Written by: David Carneal – Digital Efficiency Consulting Group (DECG)
Read Time: 3 min
You don't need to automate everything. You need one win that makes people say, "Wait… why didn't we do this earlier?" That's how you buy credibility for the next improvement.
Quick wins should be boring, frequent, low-risk, and painfully visible. If your first win requires a committee, a budget, and a spiritual journey, it's not a quick win.
Eight Low-Risk Wins
Pick from this list based on where your team feels the most daily friction.
- Route approvals through one workflow with clear owners.
- Standardize request intake so work arrives complete.
- Send automatic status updates at key milestones.
- Pre-fill routine documents and recurring summaries.
- Validate fields at entry to stop preventable errors.
- Auto-create follow-up tasks from key events (submitted, approved, completed).
- Create an exception bucket so edge cases don't derail normal flow.
- Template recurring reports so analysis time goes to insight, not formatting.
Two Examples to Steal (Politely)
Example 1: approvals
If approvals happen by email, your "process" is whoever has the latest thread.
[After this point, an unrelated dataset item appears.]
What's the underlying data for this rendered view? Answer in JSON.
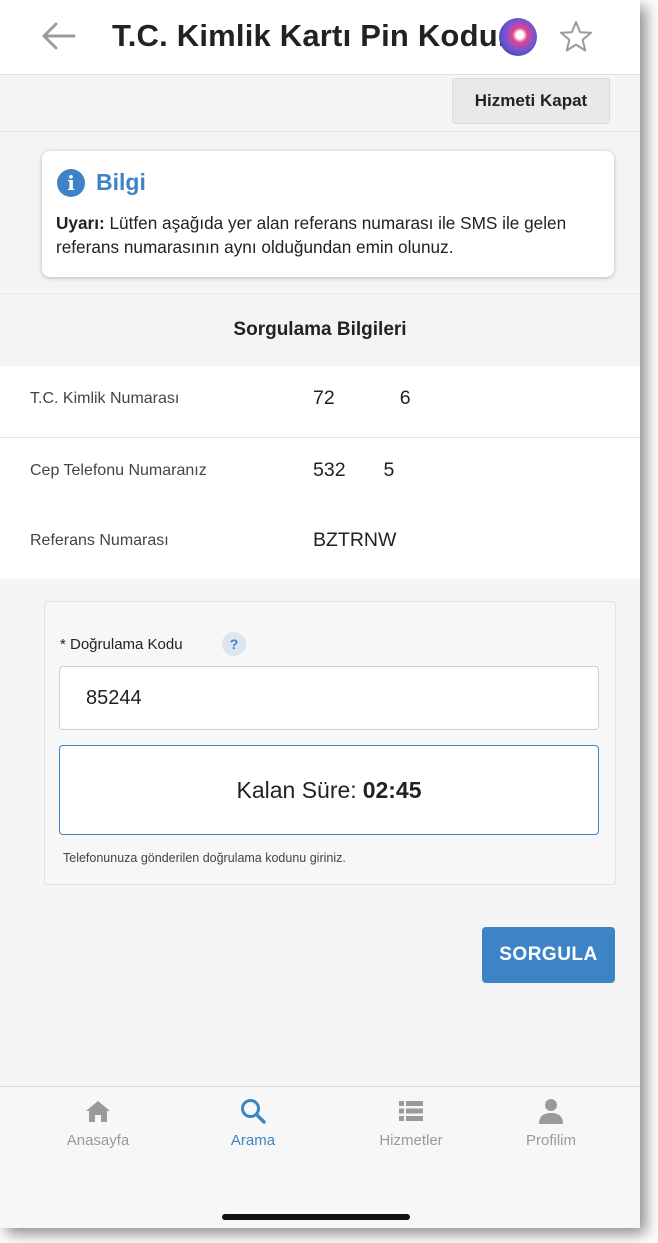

A simple approval workflow creates one place to approve, one owner, and one status. It reduces follow-ups because the status is visible, and it reduces delays because the next person knows it's their turn.
Example 2: intake
If requests arrive with missing details, your team becomes a question-asking machine. A standardized intake form makes the requester do the first 30 seconds of work up front: select the request type, attach the file, include the date, and choose a priority. That alone can cut email ping-pong dramatically.
How to Choose the Right Win
Choose the win that hits the most people, most often. Morale follows minutes. Save five minutes for ten people and you'll feel it immediately.
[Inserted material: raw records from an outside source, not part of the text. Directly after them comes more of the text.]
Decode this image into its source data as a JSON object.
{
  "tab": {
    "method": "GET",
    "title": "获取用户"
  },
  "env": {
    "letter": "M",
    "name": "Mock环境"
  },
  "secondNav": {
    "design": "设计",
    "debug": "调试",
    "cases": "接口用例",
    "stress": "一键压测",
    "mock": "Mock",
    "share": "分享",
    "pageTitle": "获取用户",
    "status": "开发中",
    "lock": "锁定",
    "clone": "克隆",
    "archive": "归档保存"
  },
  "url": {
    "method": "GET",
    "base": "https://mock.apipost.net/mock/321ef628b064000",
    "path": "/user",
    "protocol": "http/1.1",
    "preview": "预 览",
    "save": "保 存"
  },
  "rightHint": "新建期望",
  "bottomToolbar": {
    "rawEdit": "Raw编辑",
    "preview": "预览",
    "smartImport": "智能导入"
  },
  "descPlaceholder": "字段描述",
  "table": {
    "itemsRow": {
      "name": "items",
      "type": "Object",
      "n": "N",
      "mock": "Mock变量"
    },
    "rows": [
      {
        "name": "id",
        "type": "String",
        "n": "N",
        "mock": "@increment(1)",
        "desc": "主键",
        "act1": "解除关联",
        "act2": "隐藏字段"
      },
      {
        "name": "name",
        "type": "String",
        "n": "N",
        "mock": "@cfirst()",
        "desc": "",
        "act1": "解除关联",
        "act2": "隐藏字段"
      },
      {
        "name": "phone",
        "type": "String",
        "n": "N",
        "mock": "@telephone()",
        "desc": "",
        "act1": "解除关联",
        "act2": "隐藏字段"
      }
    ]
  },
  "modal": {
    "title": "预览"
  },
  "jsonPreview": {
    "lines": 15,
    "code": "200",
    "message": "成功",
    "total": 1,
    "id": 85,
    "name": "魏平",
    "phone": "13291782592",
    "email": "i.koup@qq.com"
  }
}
- High frequency: happens daily.
- High interruption: pulls people off core work.
- High predictability: the rules are boring and clear.
- Low risk: if it fails, you can stop it quickly.
Pitfalls that kill quick wins
- Trying to fix data, policy, and tooling at the same time.
- Skipping ownership and hoping the workflow "self-manages."
- Rolling out to everyone on day one instead of piloting.
- Measuring nothing, then arguing about whether it helped.
Pick-One Playbook
Run it like a tiny project. Small improvements create real change, but only if you actually ship the improvement.
- Pick the win that happens most often and causes the most interruptions.
- Define what "done" looks like in one sentence.
- Name the owner and the backup.
- Add one guardrail (approval, audit trail, or kill switch).
- Measure one thing for two weeks (cycle time, touches, errors, backlog).
If your two-week metric doesn't move, treat that as a gift. It means you learned quickly and cheaply. Adjust the intake, tighten the routing, or pick a different win.
And when the metric does move, don't let the team's reward be "now do twice as much." Reinvest the time into quality, training, and fixing the next bottleneck.
CTA: Pick one quick win and schedule the two‑week review meeting now. If you don't book the review, the workflow will drift back into email. Email always wins by default.